For I delight in the law of God after the inward man: But I see another law in my members, warring against the law of my mind, and bringing me into captivity to the law of sin which is in my members. O wretched man that I am! who shall deliver me from the body of this death? Romans 7:22-24Sometimes the adversary just sneaks up on us.
I'm overweight. And truthfully, it is a good thing. Because my weakness is men. When I am skinny, I'm very cute and lots of men ask me out. So it actually saves me having an extra 80 pounds on my bod. I think it is the Lord's way of protecting me from myself. Nevertheless, once in a while, somebody sees through that.
So I am standing at the counter at work when a man comes to check in. He is staring at me and totally flirting with me, and he is beautiful. He says, "So you have me signing all this paperwork, are you signing anything for me?" I say, "Sure, if you want to marry me I will sign my two weeks notice." (I was just joking!

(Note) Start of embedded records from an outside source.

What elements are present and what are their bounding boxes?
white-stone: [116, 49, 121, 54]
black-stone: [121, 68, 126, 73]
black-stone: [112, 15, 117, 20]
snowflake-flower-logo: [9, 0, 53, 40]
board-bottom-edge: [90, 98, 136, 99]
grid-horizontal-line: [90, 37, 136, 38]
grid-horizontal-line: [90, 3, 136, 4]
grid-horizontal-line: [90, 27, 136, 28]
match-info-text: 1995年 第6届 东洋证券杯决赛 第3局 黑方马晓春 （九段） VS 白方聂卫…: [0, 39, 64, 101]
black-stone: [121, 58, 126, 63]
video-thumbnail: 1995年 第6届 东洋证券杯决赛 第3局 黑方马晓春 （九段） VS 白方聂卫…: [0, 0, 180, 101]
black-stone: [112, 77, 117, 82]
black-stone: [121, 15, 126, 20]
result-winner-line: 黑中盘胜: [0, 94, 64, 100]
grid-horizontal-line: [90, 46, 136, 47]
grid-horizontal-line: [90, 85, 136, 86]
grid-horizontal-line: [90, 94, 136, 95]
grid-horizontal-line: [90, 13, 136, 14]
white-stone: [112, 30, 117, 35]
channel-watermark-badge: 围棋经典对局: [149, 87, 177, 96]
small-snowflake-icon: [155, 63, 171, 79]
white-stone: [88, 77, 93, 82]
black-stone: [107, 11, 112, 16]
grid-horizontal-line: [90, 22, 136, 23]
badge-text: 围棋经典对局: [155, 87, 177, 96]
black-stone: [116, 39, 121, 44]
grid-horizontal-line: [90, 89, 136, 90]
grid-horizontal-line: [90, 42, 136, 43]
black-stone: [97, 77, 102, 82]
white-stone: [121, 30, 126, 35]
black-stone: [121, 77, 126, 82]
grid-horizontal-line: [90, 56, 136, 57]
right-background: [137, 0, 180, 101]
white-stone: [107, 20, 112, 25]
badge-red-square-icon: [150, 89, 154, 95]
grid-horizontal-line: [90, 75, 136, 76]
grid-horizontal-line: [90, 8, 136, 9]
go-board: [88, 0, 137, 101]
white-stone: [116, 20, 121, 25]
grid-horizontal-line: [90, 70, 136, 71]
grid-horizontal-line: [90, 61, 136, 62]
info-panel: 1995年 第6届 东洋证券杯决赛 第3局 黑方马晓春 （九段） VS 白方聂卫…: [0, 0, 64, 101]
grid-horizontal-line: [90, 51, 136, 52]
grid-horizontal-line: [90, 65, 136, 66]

I know that was a stupid thing to say, it just slipped out!) But he looks at me seriously and says, "Hmmmm, I am considering your offer!"
!!!!
He asked me if I wanted to go out after work. I had to politely decline, explaining like the total dork that I am, that I should behave myself. He said I was sweet, and went to his room. I was blushing.
Then the adversary had to make me feel bad about it. Like I wanted to cry, trying to tell me that somehow - this walk with the Lord is making me miss out on...what? being the whore of the day? Shut up satan! This walk with the Lord is the best thing that ever happened to me. I wouldn't trade it for all the friendships in the world, and certainly not some tryst with a perfect stranger - beautiful or not. No matter what, I would rather be all alone with the Lord than the most popular (and skinniest) girl in the world.
I looked up the word lonliness in the bible one time. It's not in there. You know why? Because no-one, and I mean NO ONE knows what being lonely is like, than our Heavenly Father. He is the only one, there is no one else on his level. He has us, but all we do is cry and whine all day long.
Thank you my beautiful sweet Heavenly Father. I know that when (and/or if) I am ready for a husband, you will arrange a strong man of God for the job. In the meantime, thank you for never leaving me or forsaking me. In Jesus name, Amen.